Il était tard quand un profond sommeil s’empara de lui.
Ce fut Mercer qui l’éveilla.
Il était entré doucement, avait refermé la porte sans bruit, de sorte que Kent ne l’avait pas entendu.
Kent, à l’air ému de Mercer, comprit que quelque chose de grave s’était passé. Il se dressa sur son séant.
— Je vous demande pardon de vous réveiller, Monsieur, dit l’aide-médecin en se penchant tout près de Kent de peur que le factionnaire n’écoutât derrière la porte. Mais j’ai pensé qu’il était préférable de vous avertir de ce qui se passe au sujet de l’Indien Mooie.
— L’Indien ?
— Oui, Monsieur, je veux dire Mooie, Monsieur. J’en suis tout à fait bouleversé. Il m’a dit qu’il avait vu hier au soir le bateau que devait prendre la jeune fille pour descendre le fleuve. Elle l’avait caché dans le bayou de Kim[2].
[2] Bayou, mot indien : petite crique sur le bord d’un lac ou d’un fleuve et où l’eau reste stagnante.
« Elle est donc partie ! » se dit Kent, vivement affecté par cette nouvelle ; mais il ne manifesta pas son sentiment.
— Le bayou de Kim ! répéta-t-il, affectant de sourire finement comme d’un bon tour. Oui, en effet, c’est un excellent endroit pour cacher une embarcation. Alors ?

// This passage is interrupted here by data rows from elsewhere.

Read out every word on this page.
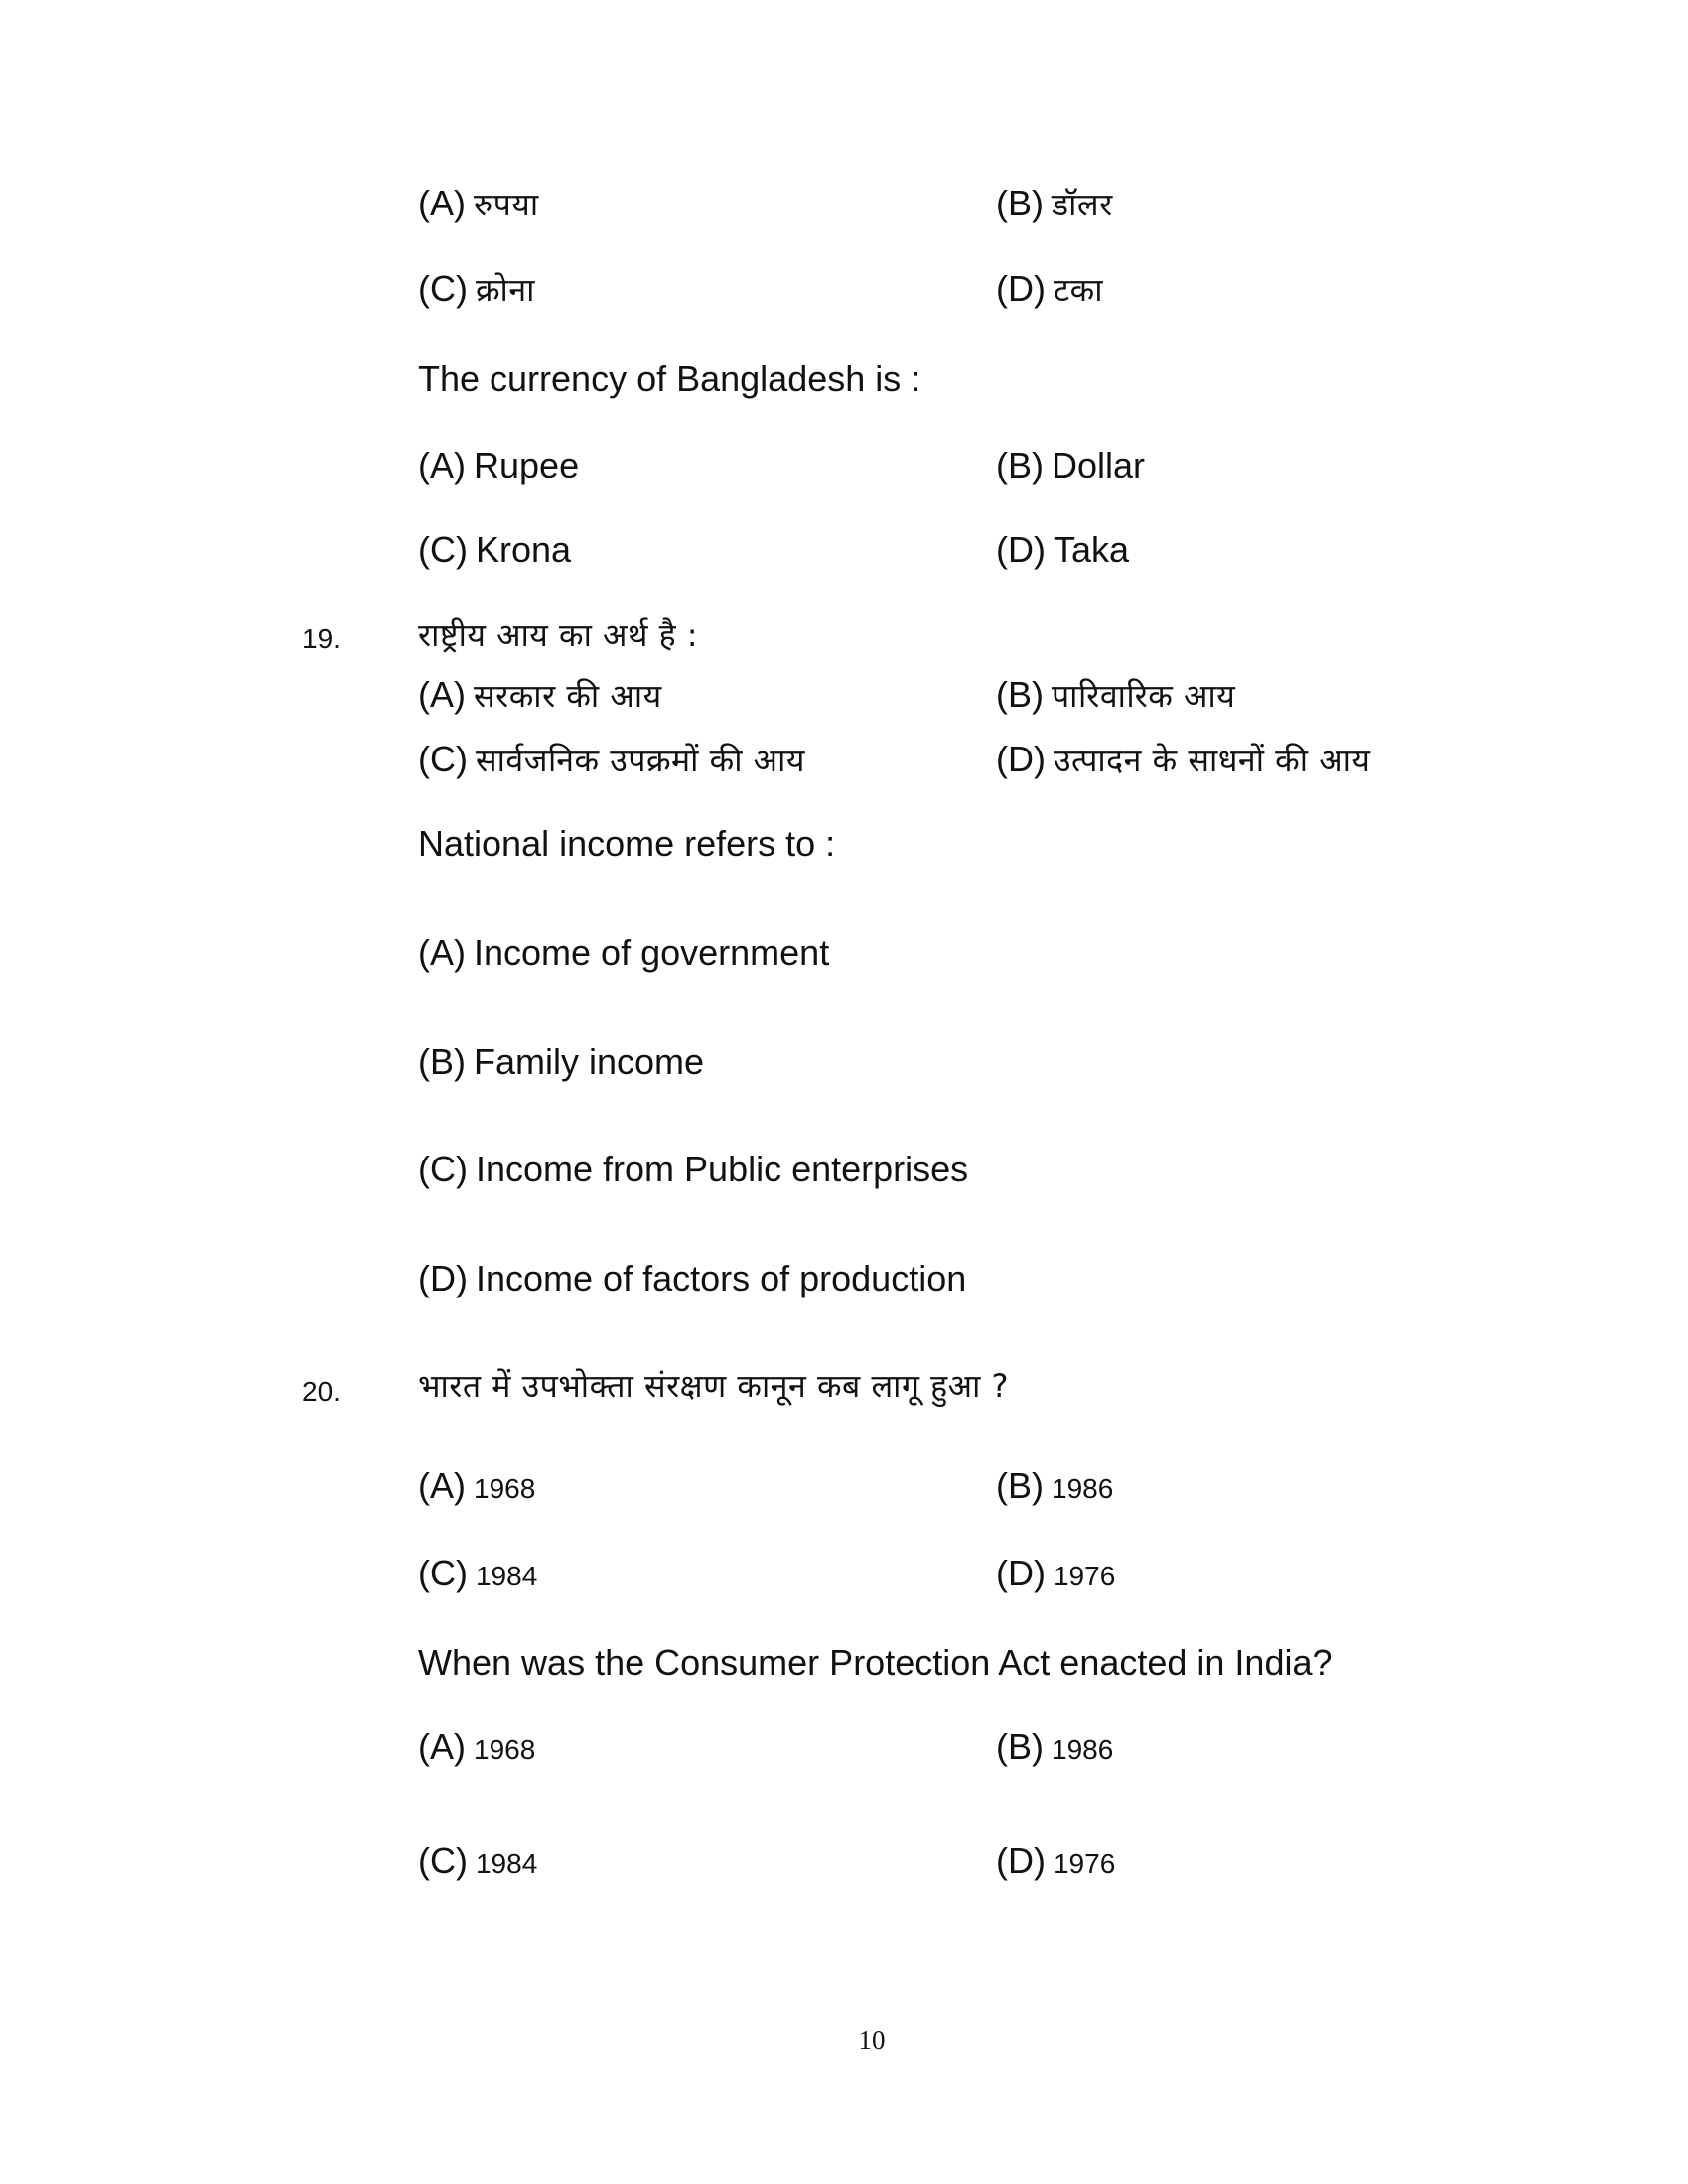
(A) रुपया	(B) डॉलर
(C) क्रोना	(D) टका
The currency of Bangladesh is :
(A) Rupee	(B) Dollar
(C) Krona	(D) Taka
19. राष्ट्रीय आय का अर्थ है :
(A) सरकार की आय	(B) पारिवारिक आय
(C) सार्वजनिक उपक्रमों की आय	(D) उत्पादन के साधनों की आय
National income refers to :
(A) Income of government
(B) Family income
(C) Income from Public enterprises
(D) Income of factors of production
20. भारत में उपभोक्ता संरक्षण कानून कब लागू हुआ ?
(A) 1968	(B) 1986
(C) 1984	(D) 1976
When was the Consumer Protection Act enacted in India?
(A) 1968	(B) 1986
(C) 1984	(D) 1976
10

— Dès la tombée de la nuit, Mooie retourna pour l’espionner. Je ne sais pas exactement ce qui lui arriva ; lui non plus, du reste. Mais il n’était pas loin de minuit quand il frappa à la porte de Crossen, chancelant, perdant son sang en abondance et comme halluciné. On l’a amené ici ; et je l’ai veillé une partie de la nuit. Il m’a dit que la jeune fille était sur le bateau et qu’elle descendait le fleuve. C’est tout ce que j’ai appris, Monsieur. Mais il murmurait un tas de choses dans une langue que je ne puis comprendre, le dialecte crî, dit Crossen. Le père Mooie prétend qu’il a été frappé par derrière. On a voulu avertir Kedsty, mais on n’a trouvé l’inspecteur nulle part.
— Que dis-tu là ? s’écria Kent avec un peu trop de précipitation.
Il se renversa sur ses coussins. Son esprit travailla fiévreusement.
— Nous ne devons pas souffler mot de tout cela, Mercer. Si Mooie, gravement blessé, venait à mourir, et si l’on apprenait que toi et moi…
Il en avait dit assez long pour rendre soucieux le jeune Mercer.
— Surveille-le de près, mon vieux, ajouta-t-il, et rapporte-moi tout ce qui se passera. Tâche d’en apprendre davantage au sujet de Kedsty, si tu peux. Je te dirai ce qu’il faudra faire. Tu comprends, c’est une chose délicate pour toi et pour moi.
— Oui, Monsieur.
— Mais, dis-donc. Sais-tu que j’ai une faim de loup, ce matin. Ajoute un autre œuf, veux-tu, Mercer ? Trois œufs au lieu de deux, et même une petite côtelette, serait un supplément assez appréciable. Surtout ne fais savoir à personne que mon appétit s’améliore. Cela vaudra mieux pour nous deux, surtout si Mooie allait mourir. As-tu compris, vieux ?
— Je crois comprendre, Monsieur, répondit Mercer en pâlissant, au sourire énigmatique qu’il aperçut dans les yeux de Kent. Je ferai exactement comme vous avez dit. Monsieur.
Quand Mercer fut sorti, Kent pensa qu’il avait jauge parfaitement son homme. L’aide-médecin était un lâche ; il ne fallait pas trop compter sur lui pour se tirer d’affaire.